Stanley was 49. In announcing his death, the zoo said most rhinos in the wild don’t live longer than their early 30s and that even rhinos under human care seldom survive beyond 45.
Stan, as he was known, came to the N.C. Zoo from a private zoo in New Hampshire in 1987 with a female named Olivia. It was hoped they would produce offspring together, but they never did. Olivia, 51, survives, living in the non-public barn she shared with Stan during their retirement years, said zoo spokeswoman Debbie Foster Fuchs.
Southern white rhinos live in the savannahs and grasslands of southern Africa. They were hunted to near extinction in the early 20th century. Their population has since rebounded to about 20,000, though zoo officials note that they still face threats from poaching and the loss of habitat.
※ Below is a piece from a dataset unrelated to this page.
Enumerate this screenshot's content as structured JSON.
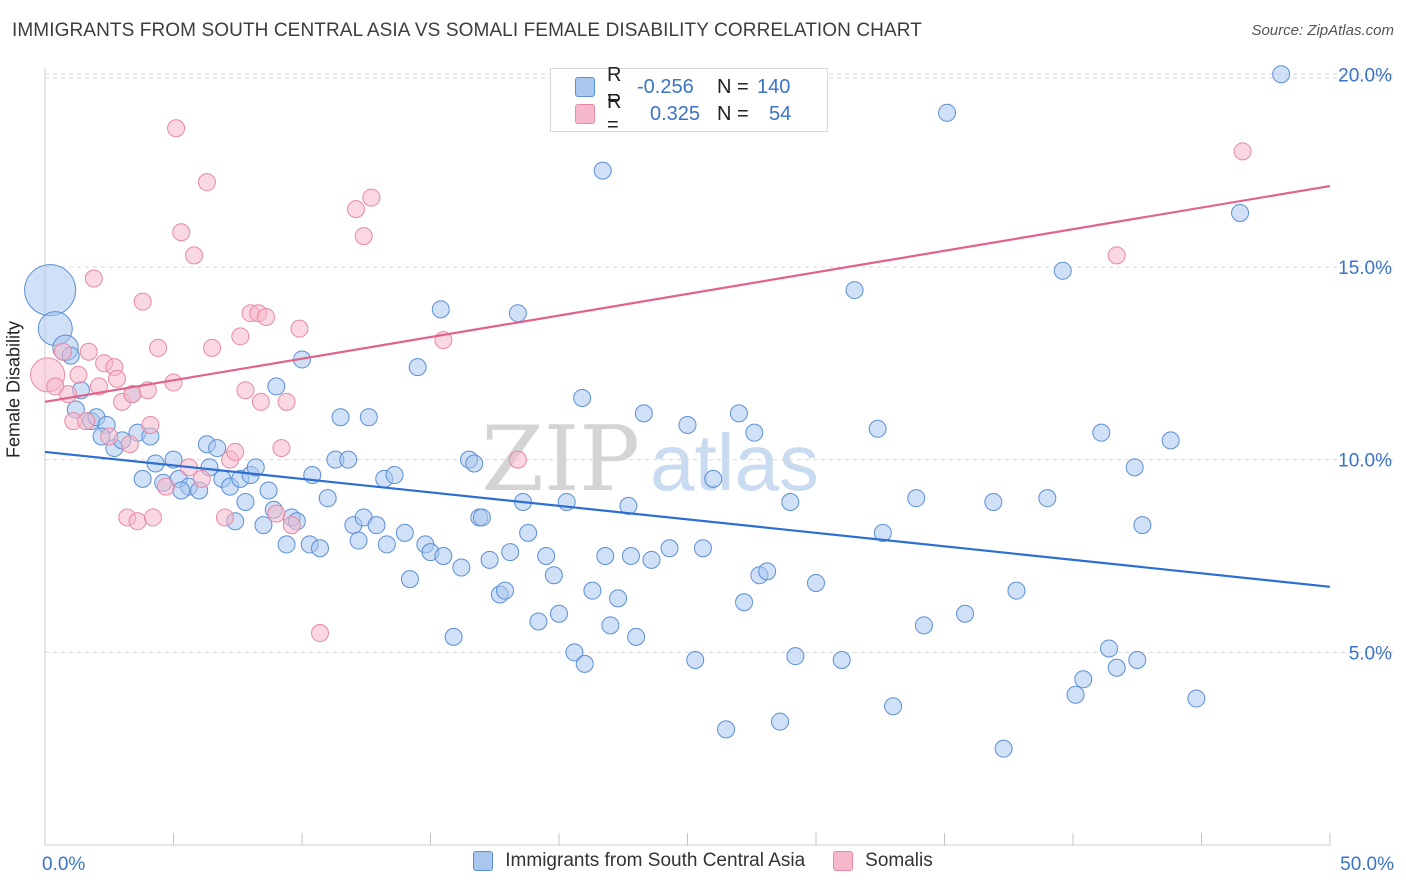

Rhinos are the second largest land mammals after elephants.
Besides Olivia, the zoo has five adult southern white rhinos — four females and one male — and two six-month-old females who were born last year, the first rhinos born at the zoo in 41 years.
Stan was born in a game reserve in South Africa in 1970. Zoo officials say he showed signs of neurological disease following the stroke and that his health declined markedly this week. He was euthanized on Friday.
The zoo is accepting donations to support rhino conservation in remembrance of Stan at its website, www.nczoo.com/ support-conservation -and-research/
A southern white rhino named Stanley who lived at the N.C. Zoo for the last 30 years died on Friday.